Mon coup de cœur est un comics récemment traduit. Un récit complet d’un peu moins de 150 pages qui nous emmène dans un futur pas si lointain…
Nous sommes en 2044, c’est dans un peu plus de vingt ans, donc. Et le monde n’est pas beau à voir. Quelques milliardaires font régner l’ordre à leur seul avantage. En cas de contestation violente, ils ont tout prévu : au large de la Floride, ils se sont construit une île ultra-protégée, dans des eaux internationales où la loi américaine ne s’applique pas. Des drones High-Tech patrouillent tout autour et détectent la moindre tentative d’intrusion : qu’il s’agisse d’envieux aux intentions malhonnêtes ou de simples réfugiés climatiques. Bienvenue à Billionaire Island, cette île des milliardaires où le scénariste Mark Russel a décidé de planter l’action de son récit. Ce livre, c’est une satire de la vie sociale dans un futur dystopique où tous les travers de notre monde d’aujourd’hui sont grossis à l’extrême.

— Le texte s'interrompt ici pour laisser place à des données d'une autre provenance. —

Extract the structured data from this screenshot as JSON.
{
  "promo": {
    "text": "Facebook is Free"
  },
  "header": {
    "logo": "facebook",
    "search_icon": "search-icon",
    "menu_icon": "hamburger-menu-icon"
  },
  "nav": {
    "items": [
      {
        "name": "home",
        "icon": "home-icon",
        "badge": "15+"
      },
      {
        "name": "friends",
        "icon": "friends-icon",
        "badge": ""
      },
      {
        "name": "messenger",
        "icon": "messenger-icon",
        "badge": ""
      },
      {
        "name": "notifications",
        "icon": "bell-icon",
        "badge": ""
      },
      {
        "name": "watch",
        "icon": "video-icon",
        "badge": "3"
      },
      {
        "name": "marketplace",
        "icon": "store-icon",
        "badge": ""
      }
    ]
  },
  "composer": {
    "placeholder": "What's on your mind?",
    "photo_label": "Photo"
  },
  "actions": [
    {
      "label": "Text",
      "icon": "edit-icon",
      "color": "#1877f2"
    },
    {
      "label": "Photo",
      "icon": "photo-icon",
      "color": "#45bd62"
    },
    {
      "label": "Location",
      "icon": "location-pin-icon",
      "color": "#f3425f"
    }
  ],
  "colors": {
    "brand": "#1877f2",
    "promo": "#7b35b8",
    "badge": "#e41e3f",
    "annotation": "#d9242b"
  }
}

Rassurez-vous, ''Billionaire Island'' n’est pas seulement un comics à visée politique bien décidé à mettre le doigt où ça fait mal. C’est aussi une histoire à la construction intelligente, puisqu’on va y suivre une journaliste un peu trop curieuse bientôt maintenue prisonnière sur l’île en compagnie d’autres empêcheurs de s’enrichir en rond, dont le comptable d’un des milliardaires, ou encore une jeune cadre bien décidée à faire tout ce qu’il faut pour monter dans l’entreprise en adoptant une parfaite posture de collabo. Bref, ça grince, mais cette étude de personnage qui se superpose à la satire politique fait de ''Billionaire Island'' un excellent thriller qui parvient même à faire rire – souvent jaune, mais vu qu’il parle en quelque sorte de la fin du monde, il n’y a pas matière à se taper la cuisse non plus. D’ailleurs, à propos de la stratégie qui consiste à se barricader à quelques-uns quand on pourrait au contraire améliorer la vie de l’ensemble de l’humanité, voici ce que déclare le scénariste dans la postface qu’il signait en 2020 : " Il est fou de penser qu’un poisson nageant dans les eaux empoisonnées d’un aquarium pourra s’en prémunir en se cachant dans son petit château en plastique ". Tout est dit…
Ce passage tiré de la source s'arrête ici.